А между тем внешне, в ладе и облике его письма, не заметно ни нарочитых изысков, ни сумбурной невнятицы. Все семь раз отмерено, на редкость крепко сбито, тщательно огранено. Вещи упоминаются самые что ни на есть обычные. Да и слова обычны, из каждодневного обихода, разве что взятого в его щедрой широте, – ни ученых или полузабытых речений, ни диковин дерзкого языкотворчества. Предложения – среди них изобилуют назывные, усеченные – прозрачны в своем строгом порядке и нераспространенности. Словно чураясь прихотливых узоров, они лишь в исключительных случаях позволяют себе спуск по извилистой лестнице придаточных; зато в них сплошь и рядом «зияния» – выпадения избыточного, хотя вроде бы привычного, прямо-таки напрашивающегося. Высказывание, а порой и целиком стихотворение – зачастую оно выполнено в прозе – тяготеет к пружинящему афоризму, совершенному изделию «краткого искусства», как сам Шар определяет суть своих приемов обработки пережитого. Но как раз в этой приверженности к предельному лаконизму, пожалуй, и находятся прежде всего причины столь иногда смущающей «темноты» Шара. В жажде быть собранным он безудержен, не признает ограничений, выстраивая период, фразу, отдельную метафору на пропуске множества промежуточных звеньев между исходной и конечной точкой мысли, так что «на выходе» она имеет перенапряженную подчас до крайности плотность разнонаправленного смыслоизлучения. Эллиптический стиль Шара можно, конечно, принимать или отвергать, можно счесть данью архаике, поклоном в сторону действительно почитаемого им древнегреческого мыслителя Гераклита, или авангардистской эзотеричностью, тоже, впрочем, присутствующей. Однако в обоих случаях нельзя не признать, что эта сгущенность не прихоть, у нее есть свое задание и свое оправдание.
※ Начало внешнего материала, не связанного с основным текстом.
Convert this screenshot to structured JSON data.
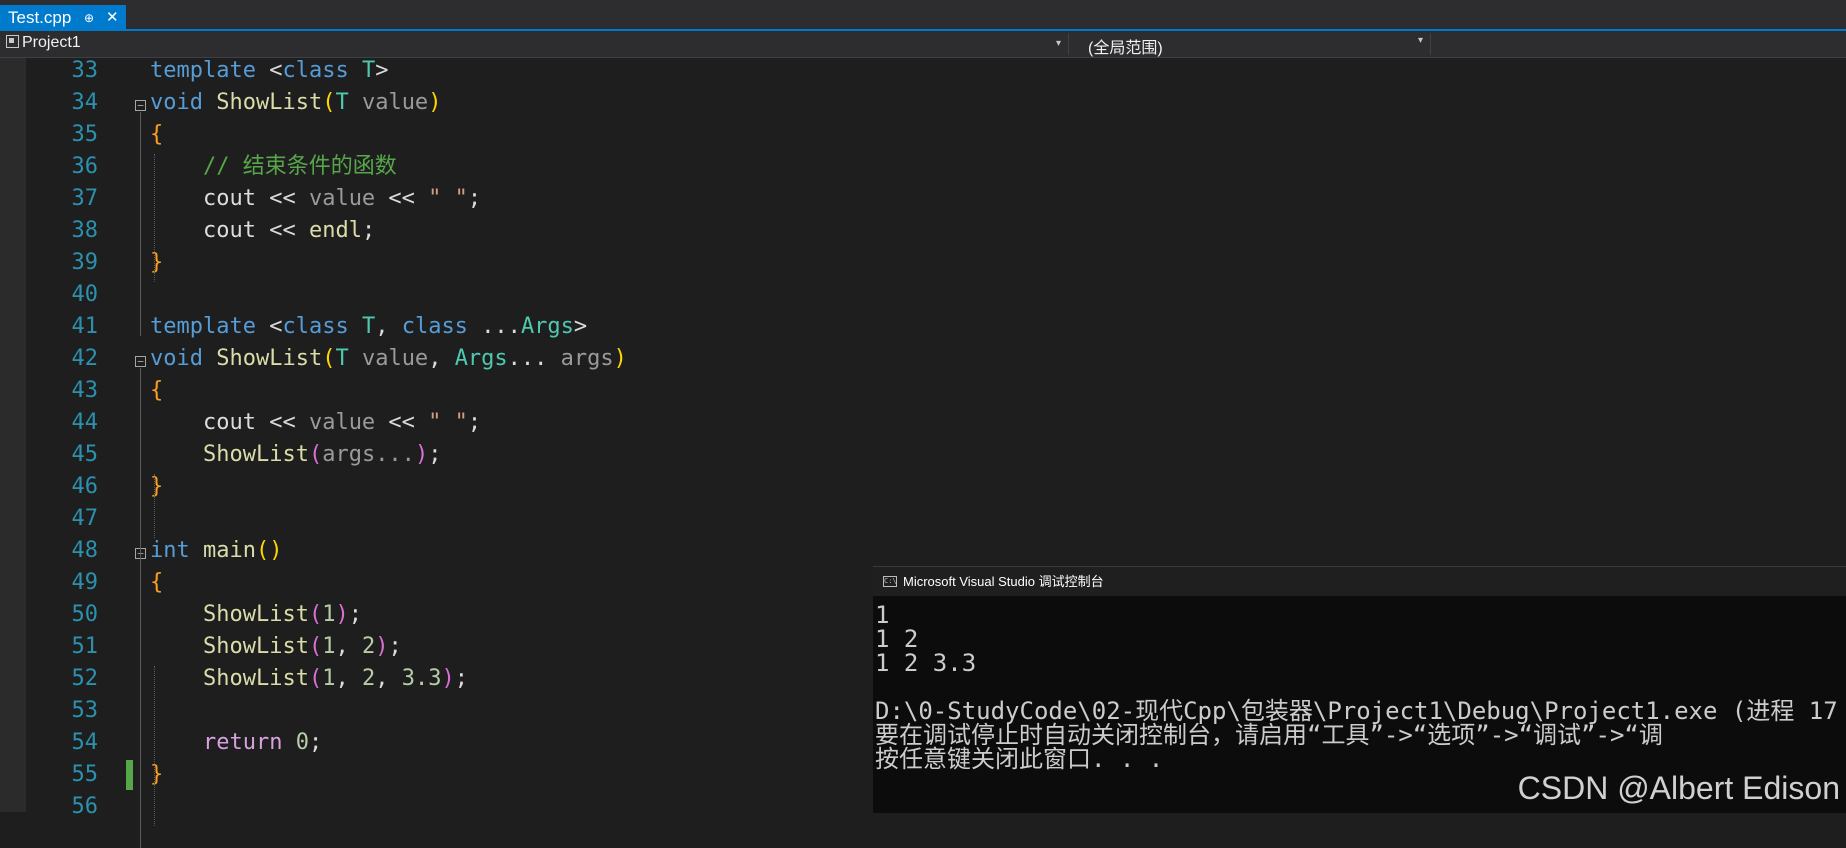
{
  "tab": {
    "title": "Test.cpp",
    "pin_glyph": "⊕",
    "close_glyph": "✕"
  },
  "navbar": {
    "project": "Project1",
    "scope": "(全局范围)"
  },
  "editor": {
    "lines": [
      {
        "num": "33",
        "tokens": [
          [
            "kw",
            "template"
          ],
          [
            "",
            "<"
          ],
          [
            "kw",
            "class"
          ],
          [
            "",
            ""
          ],
          [
            "ty",
            "T"
          ],
          [
            "",
            ">"
          ]
        ]
      },
      {
        "num": "34"
      },
      {
        "num": "35"
      },
      {
        "num": "36"
      },
      {
        "num": "37"
      },
      {
        "num": "38"
      },
      {
        "num": "39"
      },
      {
        "num": "40"
      },
      {
        "num": "41"
      },
      {
        "num": "42"
      },
      {
        "num": "43"
      },
      {
        "num": "44"
      },
      {
        "num": "45"
      },
      {
        "num": "46"
      },
      {
        "num": "47"
      },
      {
        "num": "48"
      },
      {
        "num": "49"
      },
      {
        "num": "50"
      },
      {
        "num": "51"
      },
      {
        "num": "52"
      },
      {
        "num": "53"
      },
      {
        "num": "54"
      },
      {
        "num": "55"
      },
      {
        "num": "56"
      }
    ],
    "code": {
      "l33": [
        [
          "kw",
          "template "
        ],
        [
          "",
          "<"
        ],
        [
          "kw",
          "class "
        ],
        [
          "ty",
          "T"
        ],
        [
          "",
          ">"
        ]
      ],
      "l34": [
        [
          "kw",
          "void "
        ],
        [
          "fn",
          "ShowList"
        ],
        [
          "p1",
          "("
        ],
        [
          "ty",
          "T "
        ],
        [
          "pm",
          "value"
        ],
        [
          "p1",
          ")"
        ]
      ],
      "l35": [
        [
          "br",
          "{"
        ]
      ],
      "l36": [
        [
          "cm",
          "    // 结束条件的函数"
        ]
      ],
      "l37": [
        [
          "",
          "    cout << "
        ],
        [
          "pm",
          "value"
        ],
        [
          "",
          " << "
        ],
        [
          "str",
          "\" \""
        ],
        [
          "",
          ";"
        ]
      ],
      "l38": [
        [
          "",
          "    cout << "
        ],
        [
          "fn",
          "endl"
        ],
        [
          "",
          ";"
        ]
      ],
      "l39": [
        [
          "br",
          "}"
        ]
      ],
      "l40": [],
      "l41": [
        [
          "kw",
          "template "
        ],
        [
          "",
          "<"
        ],
        [
          "kw",
          "class "
        ],
        [
          "ty",
          "T"
        ],
        [
          "",
          ", "
        ],
        [
          "kw",
          "class "
        ],
        [
          "",
          "..."
        ],
        [
          "ty",
          "Args"
        ],
        [
          "",
          ">"
        ]
      ],
      "l42": [
        [
          "kw",
          "void "
        ],
        [
          "fn",
          "ShowList"
        ],
        [
          "p1",
          "("
        ],
        [
          "ty",
          "T "
        ],
        [
          "pm",
          "value"
        ],
        [
          "",
          ", "
        ],
        [
          "ty",
          "Args"
        ],
        [
          "",
          "... "
        ],
        [
          "pm",
          "args"
        ],
        [
          "p1",
          ")"
        ]
      ],
      "l43": [
        [
          "br",
          "{"
        ]
      ],
      "l44": [
        [
          "",
          "    cout << "
        ],
        [
          "pm",
          "value"
        ],
        [
          "",
          " << "
        ],
        [
          "str",
          "\" \""
        ],
        [
          "",
          ";"
        ]
      ],
      "l45": [
        [
          "",
          "    "
        ],
        [
          "fn",
          "ShowList"
        ],
        [
          "p2",
          "("
        ],
        [
          "pm",
          "args"
        ],
        [
          "pm",
          "..."
        ],
        [
          "p2",
          ")"
        ],
        [
          "",
          ";"
        ]
      ],
      "l46": [
        [
          "br",
          "}"
        ]
      ],
      "l47": [],
      "l48": [
        [
          "kw",
          "int "
        ],
        [
          "fn",
          "main"
        ],
        [
          "p1",
          "()"
        ]
      ],
      "l49": [
        [
          "br",
          "{"
        ]
      ],
      "l50": [
        [
          "",
          "    "
        ],
        [
          "fn",
          "ShowList"
        ],
        [
          "p2",
          "("
        ],
        [
          "num",
          "1"
        ],
        [
          "p2",
          ")"
        ],
        [
          "",
          ";"
        ]
      ],
      "l51": [
        [
          "",
          "    "
        ],
        [
          "fn",
          "ShowList"
        ],
        [
          "p2",
          "("
        ],
        [
          "num",
          "1"
        ],
        [
          "",
          ", "
        ],
        [
          "num",
          "2"
        ],
        [
          "p2",
          ")"
        ],
        [
          "",
          ";"
        ]
      ],
      "l52": [
        [
          "",
          "    "
        ],
        [
          "fn",
          "ShowList"
        ],
        [
          "p2",
          "("
        ],
        [
          "num",
          "1"
        ],
        [
          "",
          ", "
        ],
        [
          "num",
          "2"
        ],
        [
          "",
          ", "
        ],
        [
          "num",
          "3.3"
        ],
        [
          "p2",
          ")"
        ],
        [
          "",
          ";"
        ]
      ],
      "l53": [],
      "l54": [
        [
          "",
          "    "
        ],
        [
          "ctl",
          "return "
        ],
        [
          "num",
          "0"
        ],
        [
          "",
          ";"
        ]
      ],
      "l55": [
        [
          "br",
          "}"
        ]
      ],
      "l56": []
    }
  },
  "console": {
    "title": "Microsoft Visual Studio 调试控制台",
    "icon_glyph": "C:\\",
    "lines": [
      "1",
      "1 2",
      "1 2 3.3",
      "",
      "D:\\0-StudyCode\\02-现代Cpp\\包装器\\Project1\\Debug\\Project1.exe (进程 17",
      "要在调试停止时自动关闭控制台，请启用“工具”->“选项”->“调试”->“调",
      "按任意键关闭此窗口. . ."
    ]
  },
  "watermark": "CSDN @Albert Edison"
}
Шар – один из самых истовых поборников той разновидности езды в незнаемое, которая вот уже столетие, после Рембо и Малларме, протекает во Франции под знаком бытийного «ясновидчества». Оно побуждает многих лириков мыслить себя ловцами «озарений» – сполохов загадочного нечто, таящегося где-то в пучинах вселенской жизни за гранью уже освоенного, изведанного, непосредственно доступного. «Самые чистые урожаи, – гласит афоризм Шара, – зреют в почве несуществующего». Это пока не-сущее, но вероятное, возможно, едва только забрезжило в дальней дали, еще толком не проклюнулось, но им чревато, им исподволь набухает бытие: «Я люблю трепет голой яблоневой ветки в предчувствии листьев и плодов». Провидец, изыскатель, изобретатель – так вырисовывается назначение лирика при подобном подходе к задачам творчества.
На первых порах может показаться, будто выдвигающий такую ars poetica вознамерился в наш трезвый век заделаться кудесником-прорицателем или предаться чему-то вроде черной магии. Но ведь напрашивается и другое, не менее близлежащее сопоставление – с ученым. С той только разницей, что орудиями разведки в не-постигнутом и несказанном тут служат не логико-аналитические построения ума, искомое же знание не расщеплено по отраслям и не полагает совершенство в степени своей безличности. Соперник ученого – поэт берет свои пробы в изменчивом потоке жизни, куда и он сам всецело погружен, а добытое им обладает нерасчленимой сращенностью наблюдаемого и наблюдающего, житейски-наличного и мыслимого, текучего и вечного, природного и духовного, космического и личностного, изнанки и лицевой стороны. И соответственно используется иной инструмент: неповторимые в своей мгновенности вспышки бодрствующего духа, который по наитию угадывает и собирает «радужные капли чудесного» – этот, по словам Шара, заставляющий вспомнить нашего Тютчева или немца Гёльдерлина, «урожай бездн».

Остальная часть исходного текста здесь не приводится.